Richard Littlejohn’s enconium on Keith Waterhouse reads like a list of the absolute minimum that could be expected of a professional writer. You turn your copy in on time. You write the appropriate number of words. You don’t fuck up the grammar. These are probably rarer skills than they should be, and reliably accurate writing deserves celebrating – all the same, Littlejohn’s praise for Waterhouse is a bit like greeting the death of a lifelong publican by saying, “He always had bitter on tap and never forgot to wash the pint pots.”
Presumably, if he hadn’t managed that much, he wouldn’t have been running a pub for long. And you really hope that a career in journalism would be founded on a bit more than the scanty essentials deified by Littlejohn:
Keith never missed a deadline, however poorly he was, however hungover. His column was always immaculate and written to length. Quality control worked overtime at the Waterhouse words factory.
“Language affects values so much,” he once said. “Your vocabulary includes everything you want, cherish, own or aspire to. Language is a great liberator.”
But then, the Waterhouse quote which Littlejohn uses tells us that the obiturist sees style as something of huge moral importance – and more than that, huge positive moral importance. The equally plausible idea that the journalist’s language can subject the user to harmful beliefs, ideals and systems is dusted away, although Littlejohn’s constant beration of political correctness shows that he’s painfully aware of the ways in which vocabulary shapes attitudes.
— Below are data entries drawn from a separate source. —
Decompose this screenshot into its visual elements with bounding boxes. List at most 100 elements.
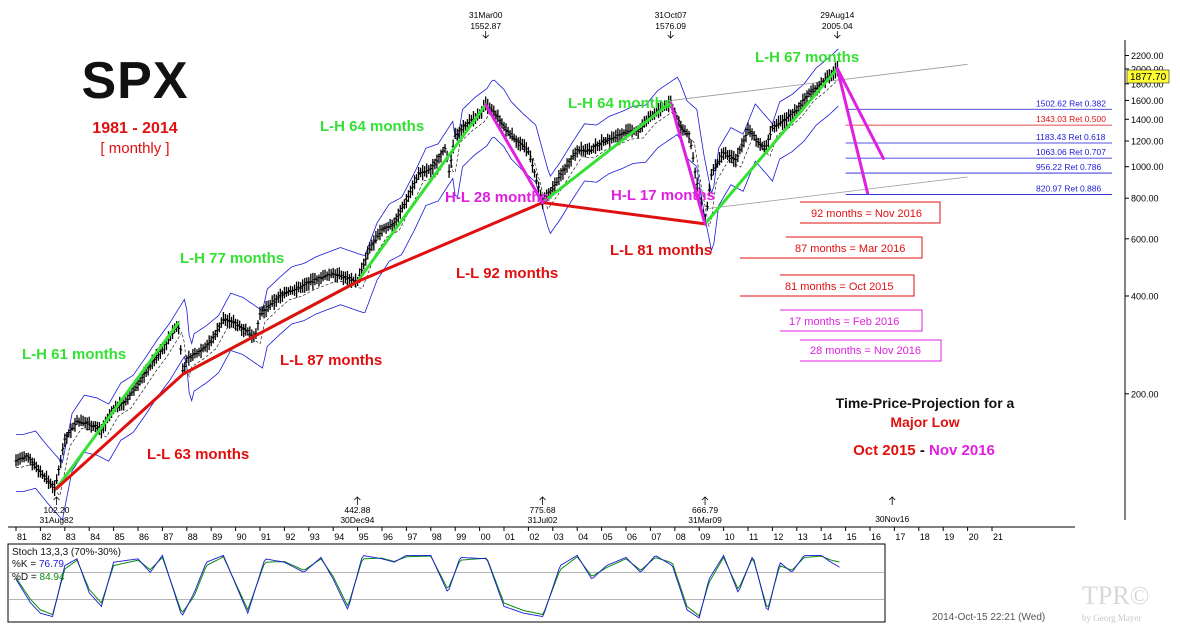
last-price-marker: 1877.70 bbox=[1126, 69, 1170, 84]
projection-range-to: Nov 2016 bbox=[929, 442, 995, 459]
price-bar-close bbox=[565, 165, 569, 167]
trough-arrow bbox=[53, 496, 60, 505]
price-bar-close bbox=[766, 138, 770, 141]
price-bar-close bbox=[549, 190, 553, 192]
price-bar-close bbox=[817, 83, 821, 87]
x-tick-label: 09 bbox=[700, 532, 710, 542]
price-bar-close bbox=[203, 346, 207, 349]
price-bar-close bbox=[219, 322, 224, 325]
stoch-k-label: %K = bbox=[12, 559, 39, 570]
price-bar-close bbox=[189, 356, 193, 359]
price-bar-close bbox=[93, 425, 97, 427]
ll-label-92: L-L 92 months bbox=[456, 265, 558, 282]
price-bar-close bbox=[520, 143, 525, 146]
retracement-label: 956.22 Ret 0.786 bbox=[1036, 162, 1101, 172]
price-bar-close bbox=[254, 332, 258, 335]
price-bar-close bbox=[130, 391, 134, 394]
price-bar-close bbox=[463, 124, 468, 127]
x-tick-label: 12 bbox=[773, 532, 783, 542]
price-bar-close bbox=[272, 300, 276, 303]
price-bar-close bbox=[404, 198, 409, 202]
lh-label-67: L-H 67 months bbox=[755, 49, 859, 66]
trough-price-label: 666.79 bbox=[692, 505, 718, 515]
price-bar-close bbox=[553, 183, 557, 187]
lh-trendline bbox=[541, 101, 673, 205]
x-tick-label: 18 bbox=[920, 532, 930, 542]
price-bar-close bbox=[750, 132, 754, 135]
channel-lower-line bbox=[705, 176, 968, 210]
price-bar-close bbox=[738, 148, 742, 151]
x-tick-label: 03 bbox=[554, 532, 564, 542]
price-bar-close bbox=[719, 155, 724, 158]
x-tick-label: 05 bbox=[603, 532, 613, 542]
price-bar-close bbox=[681, 128, 685, 131]
price-bar-close bbox=[508, 133, 512, 136]
price-bar-close bbox=[213, 333, 217, 336]
stoch-k-line bbox=[15, 554, 840, 619]
price-bar-close bbox=[801, 99, 805, 102]
stoch-d-label: %D = bbox=[12, 572, 40, 583]
price-bar-close bbox=[366, 252, 370, 255]
price-bar-close bbox=[400, 206, 405, 210]
price-bar-close bbox=[711, 169, 716, 172]
price-bar-close bbox=[134, 386, 138, 389]
price-bar-close bbox=[746, 128, 750, 131]
price-bar-close bbox=[319, 276, 323, 280]
price-bar-close bbox=[494, 113, 498, 116]
price-bar-close bbox=[91, 424, 96, 428]
price-bar-close bbox=[599, 140, 604, 144]
price-bar-close bbox=[433, 161, 437, 166]
lh-trendline bbox=[703, 67, 839, 226]
price-bar-close bbox=[789, 113, 793, 116]
price-bar-close bbox=[73, 422, 77, 426]
projection-line bbox=[835, 67, 870, 195]
hl-trendline bbox=[669, 101, 707, 226]
price-bar-close bbox=[280, 292, 285, 296]
price-bar-close bbox=[132, 387, 136, 391]
x-tick-label: 85 bbox=[115, 532, 125, 542]
stochastic-lines bbox=[8, 554, 885, 619]
price-bar-close bbox=[435, 159, 439, 162]
price-bar-close bbox=[274, 298, 278, 300]
price-bar-close bbox=[754, 138, 758, 141]
price-bar-close bbox=[394, 217, 399, 221]
price-bar-close bbox=[809, 90, 813, 93]
x-tick-label: 06 bbox=[627, 532, 637, 542]
price-bar-close bbox=[311, 281, 315, 283]
stoch-d-value: 84.94 bbox=[40, 572, 65, 583]
time-projection-92: 92 months = Nov 2016 bbox=[800, 201, 941, 224]
price-bar-close bbox=[410, 186, 415, 189]
price-bar-close bbox=[368, 248, 372, 250]
price-bar-close bbox=[744, 134, 748, 137]
price-bar-close bbox=[156, 354, 160, 356]
chart-period: [ monthly ] bbox=[100, 140, 169, 157]
ll-label-87: L-L 87 months bbox=[280, 352, 382, 369]
price-bar-close bbox=[30, 461, 34, 464]
price-bar-close bbox=[211, 336, 215, 339]
watermark-logo: TPR© bbox=[1082, 581, 1149, 610]
price-bar-close bbox=[709, 174, 714, 176]
peak-date-label: 31Mar00 bbox=[469, 10, 503, 20]
price-bar-close bbox=[500, 122, 504, 126]
x-axis: 81 82 83 84 85 86 87 88 89 90 91 92 93 94 95 96 97 98 99 00… bbox=[15, 527, 1003, 542]
y-tick-label: 2200.00 bbox=[1131, 51, 1164, 61]
x-tick-label: 86 bbox=[139, 532, 149, 542]
price-bar-close bbox=[569, 157, 573, 160]
price-bar-close bbox=[85, 421, 89, 424]
price-bar-close bbox=[620, 133, 624, 136]
trough-date-label: 30Dec94 bbox=[340, 515, 374, 525]
price-bar-close bbox=[181, 369, 185, 372]
price-bar-close bbox=[231, 321, 236, 324]
y-tick-label: 600.00 bbox=[1131, 234, 1159, 244]
price-bar-close bbox=[323, 275, 327, 278]
price-bar-close bbox=[28, 458, 32, 461]
time-projection-81: 81 months = Oct 2015 bbox=[740, 274, 915, 297]
x-tick-label: 19 bbox=[944, 532, 954, 542]
price-bar-close bbox=[229, 320, 234, 322]
peak-arrow bbox=[667, 31, 674, 39]
price-bar-close bbox=[498, 119, 502, 122]
x-tick-label: 89 bbox=[212, 532, 222, 542]
price-bar-close bbox=[793, 111, 797, 113]
retracement-label: 1183.43 Ret 0.618 bbox=[1036, 132, 1106, 142]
In his screed against the National Trans Police Association, for example, he dismisses the validity of the PTPA by dismissing the word “intersex” – first of all by tactlessly turning it from an adjective into a noun (“intersexuals”) and then by asking the aggressively dehumanising question “whatever the hell they are”. (Incidentally, Littlejohn’s funny feelings about truncheons and knobs have given him a very productive muse throughout his career.)
Littlejohn generally claims to “merely report the facts” and uses post-publication reader agreement as proof to justify his position. But writing about Waterhouse, Littlejohn becomes abnormally open about the columnist’s persuasive imperative:
He once told me the art of writing a column is not to say what the man in the pub is thinking, but what he will be thinking once he’s read it.
Waterhouse didn’t go in for polemic. He knew that if you want to make a point, it’s best to make ’em laugh. Hearts and minds will follow.
Although Billy Liar, the hero of his seminal novel, stage play and movie, was his most celebrated character, his cast of comic creations was legion.
Clogthorpe District Council’s Ways & Means Committee, the National Guesswork Authority plc, shop assistants Sharon and Tracy and the wonderful Arnold, British Rail’s spivvy brother-in-law.
Through these caricatures, Keith parodied the nonsense and pomposity of petty officialdom and illuminated to devastating effect so many essential truths about society.
A comic caricature can be a wonderfully amusing thing. But a parody can’t illuminate anything – except Littlejohn’s delusion that “making it up” verifies the prejudices which inform such hilarious pen sketches as “Screaming Lord Mandy” (he’s gay, you see), Centaurs in the police service (they’re only half human, you see, which is a bit like being transgender) and ethnic minorities with their alleged “rights, privileges and lavish welfare benefits” (there are people in the world who aren’t from the same gene pool as Richard Littlejohn, you see, and that’s outrageous).
Here are some other journalistic qualities Littlejohn might want to look into the next time one of his own dies: factual accuracy, thoughtfulness, self-criticism, wit. And when Littlejohn himself pops it, we can be ready with the well-earned tribute: once a week, every week, Richard Littlejohn managed to write something that was both in sentences and made of words, and at least his syntax wasn’t disgusting.